I do not mean to suggest here that the history chiefly revealed by these inscriptions is a misrepresentation of the history of the "Cirtan Confederation" - indeed it is this documentation which gives the latter its very identity as an institution - only that the pervasive penetration of and adherence to Roman imperial power it manifests should put us on guard to the possibility that there surely is another largely undocumented history of northern Numidia in the Roman period, that has been subsumed or buried under it; a history revealed, for instance, in the cemetery-sanctuary of El Hofra at Cirta and in the countless silent lives of Numidian people, sometimes only known to us through their non-Roman or African names on funerary epitaphs who resided in the many remote farms and castella throughout the confederation. The very fact that "Numidia" as a new Roman province in the third century comes to replace the Roman legal construction of the "Cirtan Confederation" is perhaps the most powerful indicator that, however rich and informative the Latin epigraphic record is, it cannot be seen as reflecting the whole of Numidia's now largely lost history under the Roman Empire. Rather it yields mainly a story of the Roman political economy in Numidia.
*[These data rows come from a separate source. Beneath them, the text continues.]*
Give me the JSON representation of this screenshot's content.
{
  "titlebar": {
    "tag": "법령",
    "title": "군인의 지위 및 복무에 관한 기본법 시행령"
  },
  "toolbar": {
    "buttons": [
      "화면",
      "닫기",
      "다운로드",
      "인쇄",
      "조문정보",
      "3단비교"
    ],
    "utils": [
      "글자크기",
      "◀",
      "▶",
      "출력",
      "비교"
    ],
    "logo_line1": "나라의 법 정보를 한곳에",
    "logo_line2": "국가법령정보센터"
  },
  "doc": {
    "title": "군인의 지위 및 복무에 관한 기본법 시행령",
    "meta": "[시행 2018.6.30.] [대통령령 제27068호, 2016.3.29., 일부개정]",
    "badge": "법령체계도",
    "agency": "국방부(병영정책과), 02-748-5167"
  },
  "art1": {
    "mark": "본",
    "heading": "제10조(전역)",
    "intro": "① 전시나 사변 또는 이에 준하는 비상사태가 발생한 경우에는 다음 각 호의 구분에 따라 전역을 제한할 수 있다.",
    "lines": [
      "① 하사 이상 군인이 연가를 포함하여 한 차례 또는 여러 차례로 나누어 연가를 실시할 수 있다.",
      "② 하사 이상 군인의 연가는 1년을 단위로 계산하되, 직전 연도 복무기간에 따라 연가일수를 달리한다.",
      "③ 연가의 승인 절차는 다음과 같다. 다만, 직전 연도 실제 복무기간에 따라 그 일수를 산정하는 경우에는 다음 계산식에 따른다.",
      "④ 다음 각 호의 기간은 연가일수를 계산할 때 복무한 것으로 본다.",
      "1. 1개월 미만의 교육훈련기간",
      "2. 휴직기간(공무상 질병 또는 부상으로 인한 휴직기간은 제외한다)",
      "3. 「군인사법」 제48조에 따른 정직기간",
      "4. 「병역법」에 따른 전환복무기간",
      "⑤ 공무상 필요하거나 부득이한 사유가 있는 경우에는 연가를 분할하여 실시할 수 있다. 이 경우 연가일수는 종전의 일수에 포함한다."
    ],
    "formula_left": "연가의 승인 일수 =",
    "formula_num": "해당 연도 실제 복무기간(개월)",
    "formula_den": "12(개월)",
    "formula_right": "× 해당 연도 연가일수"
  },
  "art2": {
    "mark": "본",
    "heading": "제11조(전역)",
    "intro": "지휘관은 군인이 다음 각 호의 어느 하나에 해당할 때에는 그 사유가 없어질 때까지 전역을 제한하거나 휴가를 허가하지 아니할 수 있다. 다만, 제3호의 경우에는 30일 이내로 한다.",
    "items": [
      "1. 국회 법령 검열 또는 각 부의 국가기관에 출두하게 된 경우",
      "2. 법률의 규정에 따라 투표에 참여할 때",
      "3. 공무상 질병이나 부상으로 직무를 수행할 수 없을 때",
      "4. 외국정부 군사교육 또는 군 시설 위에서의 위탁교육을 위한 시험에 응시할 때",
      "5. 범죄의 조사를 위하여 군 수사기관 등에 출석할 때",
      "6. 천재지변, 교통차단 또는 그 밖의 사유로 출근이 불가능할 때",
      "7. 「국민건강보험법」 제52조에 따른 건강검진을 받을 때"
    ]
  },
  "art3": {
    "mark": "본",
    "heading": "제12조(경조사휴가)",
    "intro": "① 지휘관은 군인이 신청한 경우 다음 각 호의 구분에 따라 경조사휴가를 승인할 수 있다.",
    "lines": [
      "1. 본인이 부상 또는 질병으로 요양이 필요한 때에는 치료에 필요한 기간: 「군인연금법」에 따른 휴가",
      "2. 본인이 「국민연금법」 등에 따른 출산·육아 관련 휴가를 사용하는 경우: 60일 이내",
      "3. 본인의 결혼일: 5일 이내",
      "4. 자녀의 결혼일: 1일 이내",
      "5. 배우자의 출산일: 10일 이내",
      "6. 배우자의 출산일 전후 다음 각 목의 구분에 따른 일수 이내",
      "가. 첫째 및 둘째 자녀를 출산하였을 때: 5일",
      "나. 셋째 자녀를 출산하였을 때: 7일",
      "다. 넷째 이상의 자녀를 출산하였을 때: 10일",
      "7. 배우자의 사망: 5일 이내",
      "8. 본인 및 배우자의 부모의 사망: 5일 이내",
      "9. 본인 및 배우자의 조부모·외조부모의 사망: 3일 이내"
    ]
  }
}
In a larger sense, this should remind us, as historians of Rome, that we should remain ever vigilant to the fact that when we speak of the "Roman" history of a region, it cannot possibly reflect, however robustly it may manifest itself and its legacy, the entirety of its historical experience under Roman rule.


Note:

[1] It would also have been beneficial to have a list of maps, figures, and tables at the beginning of the volume, as there are some inconsistencies in their citation throughout the work.